The three-day conference was a great success with participants visiting from all over the world. The Big Shot event was an exciting addition to the program for everybody and for Bill, Dawn and Michael, it was the first Big Shot abroad. We were also uncertain about how many citizens from Stockholm would show up to participate. We were confident that the participants from the conference would attend but how many others remained at concern.
On October 9, 2003, we all had a moment when it started to rain but in the end we had good luck. Just before the time of assembly, it stopped raining and 350 – 400 people enthusiastic people arrived with lights in hand. The wet paving stones were glistening like diamonds on the ground. In the end, the rain added an extra touch to the image. We got of a lot of attention and publicity in press, radio and TV the days before, during, and following the Big Shot. There were also many discussions amongst the photographer associations and various websites dedicated to photography in Stockholm. Interestingly, the most important outcome for me personally was that I was now a member of the “Secrets of the Big Shot Club”.
The King, Carl XVI Gustav was so very proud of the Big Shot image he asked for permission and used the photograph on his annual 2003 and 2004 Christmas & New Year’s cards. Then President Simone and the Big Shot team RIT each received a personally signed card. Another surprise was that, the King was very fond and impressed with the photograph and it became an important reason for him to construct an outside lighting system for the Royal Palace in 2008.

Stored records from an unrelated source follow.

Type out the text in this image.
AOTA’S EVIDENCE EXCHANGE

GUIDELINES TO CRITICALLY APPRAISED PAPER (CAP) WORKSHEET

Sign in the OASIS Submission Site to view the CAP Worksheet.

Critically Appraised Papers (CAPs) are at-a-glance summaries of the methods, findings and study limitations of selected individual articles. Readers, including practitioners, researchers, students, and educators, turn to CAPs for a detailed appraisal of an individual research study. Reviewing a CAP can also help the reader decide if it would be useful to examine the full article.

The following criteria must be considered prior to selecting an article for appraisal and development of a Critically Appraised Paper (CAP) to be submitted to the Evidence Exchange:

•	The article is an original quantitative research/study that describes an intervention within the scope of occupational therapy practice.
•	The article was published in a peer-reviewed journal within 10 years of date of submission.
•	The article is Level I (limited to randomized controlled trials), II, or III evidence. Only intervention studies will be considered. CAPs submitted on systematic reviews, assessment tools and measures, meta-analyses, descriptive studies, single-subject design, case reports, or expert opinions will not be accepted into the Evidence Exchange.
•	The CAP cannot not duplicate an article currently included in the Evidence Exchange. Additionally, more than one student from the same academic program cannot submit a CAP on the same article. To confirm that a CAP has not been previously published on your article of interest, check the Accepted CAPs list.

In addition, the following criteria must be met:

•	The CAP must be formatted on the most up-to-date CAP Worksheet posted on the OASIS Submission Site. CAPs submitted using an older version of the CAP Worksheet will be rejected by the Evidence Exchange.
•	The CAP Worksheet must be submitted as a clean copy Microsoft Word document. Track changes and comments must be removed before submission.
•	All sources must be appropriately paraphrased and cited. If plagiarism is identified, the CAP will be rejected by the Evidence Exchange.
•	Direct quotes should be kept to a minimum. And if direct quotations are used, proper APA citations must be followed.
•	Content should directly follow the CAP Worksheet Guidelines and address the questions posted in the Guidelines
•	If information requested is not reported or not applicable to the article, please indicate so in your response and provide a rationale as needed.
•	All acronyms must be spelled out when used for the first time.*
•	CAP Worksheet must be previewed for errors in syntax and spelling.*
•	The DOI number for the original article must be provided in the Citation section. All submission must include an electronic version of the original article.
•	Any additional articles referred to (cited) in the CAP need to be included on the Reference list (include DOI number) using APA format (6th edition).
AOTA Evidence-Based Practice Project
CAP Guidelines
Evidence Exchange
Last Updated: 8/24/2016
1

Sweden is not so far from Croatia and when I learned about RIT’s plans to make a Big Shot in Dubrovnik, I jumped at my chance to really be a Big Shot groupie. We had lovely weather and I met a whole bunch of nice RIT, U.S. and Croatian students and teachers. I was running around everywhere with my camera trying to document the whole event. You can see many of the pictures on the RIT Big Shot website and they were also used in several newsletters. On the Big Day, I got selected by the crew( Bill, Dawn and Michael) to be a group leader for a large and important section of the back wall. I have come to learn that the Big Shot event is like a big circus performance with a lot of adrenaline and happiness before you can see the final result. The photograph of the Pile Gate was excellent and I went home to Sweden as a real Big Shot groupie.
This essay was written in 2008 as part of the Big Shot Picture Book.